Two former Belgian Prime Ministers, and two former Belgian Foreign Ministers have launched a remarkable initiative. In the Opinion section of the daily De Standaard, they wrote an article promoting a nuclear-free Europe and urging NATO to withdraw all nuclear arms from Europe.

Former premiers Jean-Luc Dehaene (Christian Democrat) and Guy Verhofstadt (liberal) together with former Foreign Ministers Willy Claes (socialist) and Louis Michel (liberal) want all nuclear arms to be removed from European soil. The Cold War is long behind us, they say.

Their plea also means that they want all the American nuclear bombs removed from the Belgian site of Kleine Brogel, where allegedly 10 to 20 American nuclear arms are hidden underground.

Their joint initiative is remarkable. It must be the first time that four important politicians from different political parties launch an initiative of this type, insiders point out.

Their plea is all the more special as two of them (Willy Claes and Jean-Luc Dehaene) were in charge when there were big demonstrations in the 80ies against the nuclear arms in Belgium.

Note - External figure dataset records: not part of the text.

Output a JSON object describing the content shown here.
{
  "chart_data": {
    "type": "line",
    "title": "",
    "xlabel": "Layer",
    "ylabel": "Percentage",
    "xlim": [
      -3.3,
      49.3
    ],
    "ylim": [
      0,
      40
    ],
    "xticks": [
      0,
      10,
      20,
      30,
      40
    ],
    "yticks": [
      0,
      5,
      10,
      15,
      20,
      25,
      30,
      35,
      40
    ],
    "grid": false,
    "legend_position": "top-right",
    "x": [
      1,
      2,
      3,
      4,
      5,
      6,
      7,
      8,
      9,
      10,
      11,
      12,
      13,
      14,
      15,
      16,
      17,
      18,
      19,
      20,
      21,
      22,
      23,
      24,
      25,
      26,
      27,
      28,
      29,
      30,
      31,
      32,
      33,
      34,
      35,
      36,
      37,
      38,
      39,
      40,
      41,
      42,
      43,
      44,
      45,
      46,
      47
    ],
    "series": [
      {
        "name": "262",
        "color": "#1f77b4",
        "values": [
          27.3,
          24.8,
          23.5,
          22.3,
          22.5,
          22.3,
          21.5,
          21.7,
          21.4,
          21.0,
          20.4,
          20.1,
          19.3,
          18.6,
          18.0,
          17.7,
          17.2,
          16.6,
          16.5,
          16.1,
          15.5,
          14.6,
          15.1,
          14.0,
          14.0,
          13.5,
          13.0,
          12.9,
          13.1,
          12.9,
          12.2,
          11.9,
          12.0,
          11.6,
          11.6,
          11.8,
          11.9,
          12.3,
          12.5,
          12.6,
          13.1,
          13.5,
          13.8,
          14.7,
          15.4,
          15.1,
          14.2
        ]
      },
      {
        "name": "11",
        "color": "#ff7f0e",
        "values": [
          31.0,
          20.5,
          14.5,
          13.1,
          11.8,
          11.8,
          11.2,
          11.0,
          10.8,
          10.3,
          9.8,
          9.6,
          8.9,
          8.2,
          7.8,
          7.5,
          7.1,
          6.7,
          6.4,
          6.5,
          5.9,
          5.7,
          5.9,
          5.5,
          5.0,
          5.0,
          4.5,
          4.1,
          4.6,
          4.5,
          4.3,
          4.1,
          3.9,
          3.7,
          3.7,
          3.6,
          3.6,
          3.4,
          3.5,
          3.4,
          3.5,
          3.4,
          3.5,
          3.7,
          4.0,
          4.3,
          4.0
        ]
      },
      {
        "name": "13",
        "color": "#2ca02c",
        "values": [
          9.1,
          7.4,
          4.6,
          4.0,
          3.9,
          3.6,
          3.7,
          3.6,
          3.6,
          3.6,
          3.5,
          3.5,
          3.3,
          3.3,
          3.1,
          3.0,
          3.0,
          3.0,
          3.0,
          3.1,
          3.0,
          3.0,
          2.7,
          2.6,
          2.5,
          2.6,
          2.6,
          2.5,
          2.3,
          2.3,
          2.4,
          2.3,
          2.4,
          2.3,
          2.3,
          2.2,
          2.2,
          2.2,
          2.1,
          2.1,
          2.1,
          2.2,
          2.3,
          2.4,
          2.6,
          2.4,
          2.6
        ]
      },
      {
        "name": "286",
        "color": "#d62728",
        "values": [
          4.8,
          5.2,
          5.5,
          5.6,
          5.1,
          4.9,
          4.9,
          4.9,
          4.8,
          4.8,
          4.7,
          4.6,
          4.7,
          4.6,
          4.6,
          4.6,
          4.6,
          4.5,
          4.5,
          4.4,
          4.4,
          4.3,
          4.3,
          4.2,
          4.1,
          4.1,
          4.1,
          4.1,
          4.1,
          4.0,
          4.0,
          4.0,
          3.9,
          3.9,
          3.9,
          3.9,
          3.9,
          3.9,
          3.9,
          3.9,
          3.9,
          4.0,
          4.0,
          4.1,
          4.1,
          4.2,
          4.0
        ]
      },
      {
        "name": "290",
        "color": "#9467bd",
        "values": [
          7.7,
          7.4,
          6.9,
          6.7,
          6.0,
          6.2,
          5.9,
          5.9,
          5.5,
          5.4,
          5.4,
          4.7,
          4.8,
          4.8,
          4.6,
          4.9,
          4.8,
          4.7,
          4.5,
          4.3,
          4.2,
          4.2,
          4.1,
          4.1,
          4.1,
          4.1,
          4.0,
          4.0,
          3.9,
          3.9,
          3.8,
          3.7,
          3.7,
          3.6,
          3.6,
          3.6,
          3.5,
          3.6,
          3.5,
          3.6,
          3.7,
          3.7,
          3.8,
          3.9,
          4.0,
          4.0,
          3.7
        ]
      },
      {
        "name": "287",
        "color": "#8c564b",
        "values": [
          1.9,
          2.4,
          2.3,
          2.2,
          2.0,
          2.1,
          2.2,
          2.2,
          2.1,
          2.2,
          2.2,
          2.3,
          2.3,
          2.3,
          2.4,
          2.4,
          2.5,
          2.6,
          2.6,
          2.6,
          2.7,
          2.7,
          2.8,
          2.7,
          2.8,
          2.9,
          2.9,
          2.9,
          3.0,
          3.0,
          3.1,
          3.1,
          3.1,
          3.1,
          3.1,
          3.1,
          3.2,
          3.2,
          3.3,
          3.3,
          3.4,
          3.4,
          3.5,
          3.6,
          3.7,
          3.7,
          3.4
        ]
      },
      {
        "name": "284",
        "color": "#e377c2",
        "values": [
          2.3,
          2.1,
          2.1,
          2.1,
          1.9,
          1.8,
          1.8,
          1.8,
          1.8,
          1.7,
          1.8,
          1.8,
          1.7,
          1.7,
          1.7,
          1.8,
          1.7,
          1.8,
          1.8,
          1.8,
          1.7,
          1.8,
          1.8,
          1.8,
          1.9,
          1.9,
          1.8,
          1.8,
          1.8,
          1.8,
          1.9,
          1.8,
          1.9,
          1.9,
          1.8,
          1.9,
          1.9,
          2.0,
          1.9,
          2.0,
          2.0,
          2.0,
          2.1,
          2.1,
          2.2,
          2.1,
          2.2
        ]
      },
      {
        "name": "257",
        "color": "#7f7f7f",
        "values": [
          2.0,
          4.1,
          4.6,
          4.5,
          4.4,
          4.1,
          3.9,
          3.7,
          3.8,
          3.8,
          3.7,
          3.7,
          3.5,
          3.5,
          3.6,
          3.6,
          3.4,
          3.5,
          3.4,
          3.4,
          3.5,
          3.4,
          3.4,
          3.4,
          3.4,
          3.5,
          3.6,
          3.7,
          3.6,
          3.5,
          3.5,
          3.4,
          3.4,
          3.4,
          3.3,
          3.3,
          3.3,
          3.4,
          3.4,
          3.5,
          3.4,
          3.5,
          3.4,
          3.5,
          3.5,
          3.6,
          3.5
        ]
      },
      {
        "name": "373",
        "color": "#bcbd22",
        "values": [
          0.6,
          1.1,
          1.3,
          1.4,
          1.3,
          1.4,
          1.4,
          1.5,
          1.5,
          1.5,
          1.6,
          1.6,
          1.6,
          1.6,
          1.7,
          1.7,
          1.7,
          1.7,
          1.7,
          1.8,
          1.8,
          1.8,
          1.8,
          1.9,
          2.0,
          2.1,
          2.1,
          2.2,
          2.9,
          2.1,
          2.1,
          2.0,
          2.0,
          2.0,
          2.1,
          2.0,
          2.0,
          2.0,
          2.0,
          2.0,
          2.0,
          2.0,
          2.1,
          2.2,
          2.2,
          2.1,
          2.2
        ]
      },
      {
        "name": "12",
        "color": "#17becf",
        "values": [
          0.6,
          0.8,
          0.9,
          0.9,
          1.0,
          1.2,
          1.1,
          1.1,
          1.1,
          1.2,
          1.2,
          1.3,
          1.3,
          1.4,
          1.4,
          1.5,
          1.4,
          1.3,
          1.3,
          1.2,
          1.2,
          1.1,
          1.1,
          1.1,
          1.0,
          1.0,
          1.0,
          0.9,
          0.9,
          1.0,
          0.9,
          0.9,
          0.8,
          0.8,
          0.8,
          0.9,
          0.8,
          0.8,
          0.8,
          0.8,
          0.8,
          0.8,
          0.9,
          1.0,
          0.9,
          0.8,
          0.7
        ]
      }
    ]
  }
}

Time to adopt a new strategy

Willy Claes, also a former NATO Secretary General, admits that times have changed. "The Nuclear Non-Proliferation Treaty does not work properly anymore", Mr Claes argues, as other countries like India and Pakistan that have not signed the Treaty, have become nuclear powers.

He says that it is time that NATO should adopt another strategy. Bluffing other countries with nuclear arms works counterproductive, and makes other countries feel threatened. This makes the world a more dangerous place, Mr Claes and his colleagues argue. It's better to simply quit the nuclear race. "It's the only option left", Mr Claes says.

The four feel that the time is right, pointing to American president Barack Obama, who also eyes a world free of nuclear arms. NATO is developing a new strategic concept to be unveiled later this year.

Present Belgian Prime Minister Yves Leterme also supports the idea, but wants to see it in a broader context, with a debate on conventional arms as well.